The $167.48 million deal comprised 10 million units of primary shares, where one unit equals two shares and 7.5 million units of secondary shares, with an additional 2.5 million unit greenshoe of old shares. Fees totalled 3%, with Barits Securities named as senior co-lead, SG Securities as co-lead and Capital Securities, Fuh Hwa Securities and Taiwan International as co-managers.
Sunplus chairman Chou-Chye Huang and Wayne Shen, the special assistant who has undertaken most of the company's investor relations work, say that the deal has achieved all of the company's goals. Shen comments, "We've been very successful in Taiwan over the past decade and for the last five years have achieved an annual compound growth rate of 33%. Now we want to become a much more international company and this issue represents a first step towards that goal. We intend to be a regular visitor to the international capital markets and we hope our deal will also give confidence to other companies hoping to follow suit."
Shen and Huang attribute their success to the company's diversified product portfolio, which has reassured investors at a time of slowing growth and high volatility The stock was also given a big boost recently on rumours that Sunplus will make integrated circuits for Hasbro subsidiary Tiger Electronics which has the merchandising rights for Harry Potter toys.
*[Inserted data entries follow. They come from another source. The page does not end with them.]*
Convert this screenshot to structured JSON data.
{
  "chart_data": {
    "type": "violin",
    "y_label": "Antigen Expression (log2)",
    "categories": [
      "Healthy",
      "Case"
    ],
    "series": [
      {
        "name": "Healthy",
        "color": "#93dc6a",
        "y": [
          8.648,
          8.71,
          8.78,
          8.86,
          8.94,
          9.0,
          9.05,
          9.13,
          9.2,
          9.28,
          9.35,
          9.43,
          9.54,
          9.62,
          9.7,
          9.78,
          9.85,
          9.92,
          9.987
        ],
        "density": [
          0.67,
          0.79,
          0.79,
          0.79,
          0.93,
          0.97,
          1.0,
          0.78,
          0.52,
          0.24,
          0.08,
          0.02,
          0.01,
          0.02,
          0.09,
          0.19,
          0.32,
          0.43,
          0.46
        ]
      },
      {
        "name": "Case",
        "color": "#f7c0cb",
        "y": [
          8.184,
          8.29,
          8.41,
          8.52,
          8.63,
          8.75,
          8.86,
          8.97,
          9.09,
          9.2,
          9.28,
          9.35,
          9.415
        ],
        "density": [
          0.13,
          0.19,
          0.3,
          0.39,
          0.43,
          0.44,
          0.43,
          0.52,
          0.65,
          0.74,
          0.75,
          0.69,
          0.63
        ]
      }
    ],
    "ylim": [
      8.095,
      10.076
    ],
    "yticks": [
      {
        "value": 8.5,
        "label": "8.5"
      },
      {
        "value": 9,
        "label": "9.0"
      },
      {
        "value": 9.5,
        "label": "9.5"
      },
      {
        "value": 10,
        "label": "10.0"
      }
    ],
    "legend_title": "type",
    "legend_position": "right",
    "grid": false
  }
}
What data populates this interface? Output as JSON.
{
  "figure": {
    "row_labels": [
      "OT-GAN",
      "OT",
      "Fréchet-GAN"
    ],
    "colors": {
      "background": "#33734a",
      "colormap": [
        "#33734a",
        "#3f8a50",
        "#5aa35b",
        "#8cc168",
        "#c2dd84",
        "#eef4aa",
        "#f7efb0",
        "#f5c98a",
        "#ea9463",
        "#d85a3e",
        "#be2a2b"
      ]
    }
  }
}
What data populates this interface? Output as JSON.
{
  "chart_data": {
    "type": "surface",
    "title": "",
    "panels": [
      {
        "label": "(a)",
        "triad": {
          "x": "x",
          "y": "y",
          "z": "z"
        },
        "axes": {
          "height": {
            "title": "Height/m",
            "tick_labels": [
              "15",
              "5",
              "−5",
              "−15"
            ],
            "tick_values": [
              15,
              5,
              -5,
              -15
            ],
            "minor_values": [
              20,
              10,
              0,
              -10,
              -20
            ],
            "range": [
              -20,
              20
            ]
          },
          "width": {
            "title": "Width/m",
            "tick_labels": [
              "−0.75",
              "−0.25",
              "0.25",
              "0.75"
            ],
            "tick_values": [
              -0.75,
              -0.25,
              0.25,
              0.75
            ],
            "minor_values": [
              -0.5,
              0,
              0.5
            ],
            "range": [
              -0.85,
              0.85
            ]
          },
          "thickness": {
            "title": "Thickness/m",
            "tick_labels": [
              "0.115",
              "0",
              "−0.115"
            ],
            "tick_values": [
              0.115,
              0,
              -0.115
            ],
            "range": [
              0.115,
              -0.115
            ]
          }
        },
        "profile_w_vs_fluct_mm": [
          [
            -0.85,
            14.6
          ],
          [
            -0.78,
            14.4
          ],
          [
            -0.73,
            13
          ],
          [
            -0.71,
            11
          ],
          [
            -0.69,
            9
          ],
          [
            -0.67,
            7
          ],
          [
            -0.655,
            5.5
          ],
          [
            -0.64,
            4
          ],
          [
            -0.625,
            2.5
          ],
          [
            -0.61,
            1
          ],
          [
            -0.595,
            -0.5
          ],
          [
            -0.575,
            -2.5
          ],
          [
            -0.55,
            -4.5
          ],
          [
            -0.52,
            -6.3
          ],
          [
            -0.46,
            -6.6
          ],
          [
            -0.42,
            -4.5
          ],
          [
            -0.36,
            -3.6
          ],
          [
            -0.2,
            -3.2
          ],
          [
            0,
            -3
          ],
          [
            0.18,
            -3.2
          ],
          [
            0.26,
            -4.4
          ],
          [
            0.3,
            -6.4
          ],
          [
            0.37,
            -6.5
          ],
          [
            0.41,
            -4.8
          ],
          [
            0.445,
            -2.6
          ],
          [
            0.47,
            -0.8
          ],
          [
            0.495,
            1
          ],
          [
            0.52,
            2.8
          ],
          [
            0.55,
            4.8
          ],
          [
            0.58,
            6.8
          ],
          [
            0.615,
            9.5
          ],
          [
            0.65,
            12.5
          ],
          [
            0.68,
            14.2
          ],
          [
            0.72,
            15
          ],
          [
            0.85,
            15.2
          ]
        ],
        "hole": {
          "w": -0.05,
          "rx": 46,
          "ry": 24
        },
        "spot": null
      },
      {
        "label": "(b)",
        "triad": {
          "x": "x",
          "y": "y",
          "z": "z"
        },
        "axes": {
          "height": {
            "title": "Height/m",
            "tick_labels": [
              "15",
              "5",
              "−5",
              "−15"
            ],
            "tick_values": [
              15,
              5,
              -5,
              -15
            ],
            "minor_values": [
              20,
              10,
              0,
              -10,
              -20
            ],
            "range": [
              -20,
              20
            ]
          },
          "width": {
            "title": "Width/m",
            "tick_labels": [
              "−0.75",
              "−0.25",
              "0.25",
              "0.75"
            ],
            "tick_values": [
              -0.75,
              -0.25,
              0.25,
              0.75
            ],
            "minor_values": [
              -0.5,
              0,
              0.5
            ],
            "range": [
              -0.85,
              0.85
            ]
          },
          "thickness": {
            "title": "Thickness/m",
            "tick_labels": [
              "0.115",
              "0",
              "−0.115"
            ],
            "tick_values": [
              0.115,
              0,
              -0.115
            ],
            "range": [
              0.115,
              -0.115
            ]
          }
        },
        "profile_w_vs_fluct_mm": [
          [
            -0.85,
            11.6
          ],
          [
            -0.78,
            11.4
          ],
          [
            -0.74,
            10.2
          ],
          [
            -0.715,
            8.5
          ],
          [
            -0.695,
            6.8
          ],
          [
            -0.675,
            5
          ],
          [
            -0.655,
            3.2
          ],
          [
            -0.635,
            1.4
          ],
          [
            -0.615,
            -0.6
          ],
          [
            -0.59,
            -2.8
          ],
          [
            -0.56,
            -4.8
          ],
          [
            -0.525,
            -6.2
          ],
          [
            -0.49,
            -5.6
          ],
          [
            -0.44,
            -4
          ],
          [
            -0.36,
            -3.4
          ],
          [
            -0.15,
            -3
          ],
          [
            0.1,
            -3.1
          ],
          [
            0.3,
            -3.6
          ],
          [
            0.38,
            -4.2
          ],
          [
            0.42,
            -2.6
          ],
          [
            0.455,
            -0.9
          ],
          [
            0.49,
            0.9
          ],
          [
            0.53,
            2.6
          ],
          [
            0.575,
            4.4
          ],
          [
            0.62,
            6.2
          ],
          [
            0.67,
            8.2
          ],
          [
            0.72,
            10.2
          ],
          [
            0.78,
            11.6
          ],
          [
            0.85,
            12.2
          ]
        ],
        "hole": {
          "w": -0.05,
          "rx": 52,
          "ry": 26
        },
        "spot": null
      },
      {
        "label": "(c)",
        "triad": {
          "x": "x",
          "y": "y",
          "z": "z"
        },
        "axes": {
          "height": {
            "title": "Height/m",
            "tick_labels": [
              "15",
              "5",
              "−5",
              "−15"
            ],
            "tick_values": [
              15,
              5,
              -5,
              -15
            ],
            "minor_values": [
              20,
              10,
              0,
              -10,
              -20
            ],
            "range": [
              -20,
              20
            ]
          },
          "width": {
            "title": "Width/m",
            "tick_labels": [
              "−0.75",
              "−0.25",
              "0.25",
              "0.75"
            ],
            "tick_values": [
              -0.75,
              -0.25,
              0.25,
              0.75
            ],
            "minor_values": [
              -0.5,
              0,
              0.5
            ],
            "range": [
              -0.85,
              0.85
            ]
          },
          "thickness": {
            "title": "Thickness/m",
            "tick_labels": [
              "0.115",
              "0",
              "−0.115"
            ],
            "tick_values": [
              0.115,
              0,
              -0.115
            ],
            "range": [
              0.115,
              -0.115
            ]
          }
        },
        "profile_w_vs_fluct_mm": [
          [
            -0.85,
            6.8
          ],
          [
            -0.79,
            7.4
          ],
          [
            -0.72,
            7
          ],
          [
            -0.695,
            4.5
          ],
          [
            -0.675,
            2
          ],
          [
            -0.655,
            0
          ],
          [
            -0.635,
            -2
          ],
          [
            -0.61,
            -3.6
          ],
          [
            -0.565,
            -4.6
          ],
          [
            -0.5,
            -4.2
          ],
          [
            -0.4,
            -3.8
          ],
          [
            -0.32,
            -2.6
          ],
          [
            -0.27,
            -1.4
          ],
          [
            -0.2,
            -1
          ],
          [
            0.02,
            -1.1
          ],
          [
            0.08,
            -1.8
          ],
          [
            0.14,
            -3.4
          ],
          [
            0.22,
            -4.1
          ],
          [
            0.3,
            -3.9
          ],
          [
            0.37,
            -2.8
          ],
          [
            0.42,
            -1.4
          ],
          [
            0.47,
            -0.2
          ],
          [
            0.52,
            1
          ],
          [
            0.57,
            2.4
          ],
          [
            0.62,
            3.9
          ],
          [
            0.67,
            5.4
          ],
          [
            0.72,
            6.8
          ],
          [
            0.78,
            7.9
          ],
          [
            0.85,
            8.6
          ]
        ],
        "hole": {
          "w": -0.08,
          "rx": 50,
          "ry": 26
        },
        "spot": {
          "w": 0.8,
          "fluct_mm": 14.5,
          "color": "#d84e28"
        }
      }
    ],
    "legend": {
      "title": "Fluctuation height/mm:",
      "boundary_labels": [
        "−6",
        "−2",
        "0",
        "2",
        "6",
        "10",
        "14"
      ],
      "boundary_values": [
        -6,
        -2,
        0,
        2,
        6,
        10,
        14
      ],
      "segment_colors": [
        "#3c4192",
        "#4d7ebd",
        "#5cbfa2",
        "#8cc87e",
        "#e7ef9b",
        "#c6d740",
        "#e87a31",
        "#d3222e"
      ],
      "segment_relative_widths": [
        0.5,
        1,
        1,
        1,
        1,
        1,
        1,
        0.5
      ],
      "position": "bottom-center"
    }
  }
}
But as Shen emphasizes, "Our top selling product only accounted for 4% of sales during 2000 and our top client 10% of sales.
Bankers concur. "Within the broad spectrum of Taiwanese companies, Sunplus is considered a safe bet," says one. "It is fabless and fleet of foot in being able to move quickly into new products and stay ahead of the game. Investors like the company's management, they like the space it's in and they like the growth story."
In terms of pricing, investors are said to have had a pretty clear idea of where they wanted the deal to price over and above day-to-day share movements. On the day of pricing, for example, the TWSE Index fell for the first time in four days, closing down 1.1%, while Sunplus itself was down NT$6, or 3.4%.
"On a fundamentals basis, NT$155 was the magic number," a banker comments. "In this respect, it makes any talk of a discount pretty fuzzy really since the stock is very popular among local investors and this means that it tends to trade limit up or down depending on whatever rumour happens to prevail in the market."
Asian demand was said to be the main momentum driver, led by one anchor order, while Europe provided a couple of sizeable orders, but was bulked out by demand to the order of $5 million per account. A total of 90 orders were filled.
"Europe gave breadth to the book, while the US provided about nine key orders," the banker continues. "We were expecting a lot of dedicated Taiwan funds, but were quite surprised to attract a much broader spread. About 70% to 80% of the book comprised new investors to the company and some of the large orders went into Pan Asian or tech funds, rather than Taiwan-specific funds."
What sign the completion of the deal gives to the rest of the lengthy pipeline remains open to interpretation. UBS Warburg officials argue that while success shows it is possible to complete a deal for the right company, it has to the right kind of company. "Investors are being very cautious," one concludes. "Theyre either going for a degree of safety and migrating back to the old familiar names, or theyre being selective in their choices."
For Sunplus, completing a sale on better terms now than it would have been able to achieve last September when it first approached the market, must be extremely satisfying. At the that point, the TWSE was crashing to 18 month lows on the back of domestic political turbulence and sharp corrections on the Nasdaq, where the first of a host of profit warnings from the computer sector were starting to be made public. Consequently, Sunplus saw its share price slide from NT$170 to NT$155 in the space of a few weeks and investors demanded a discount of more than 10% to spot.
Compal Electronics, meanwhile, which has been pre-marketing a roughly $260 million DR offering via Goldman Sachs has decided not to proceed with the deal until after it reports its financial results at the end of April.The company is hoping to sell 170 million shares, of which 70 million will comprise secondary shares. Bankers, however, say that is has ambitious targets of pricing close to par which would not be achievable in the current environment.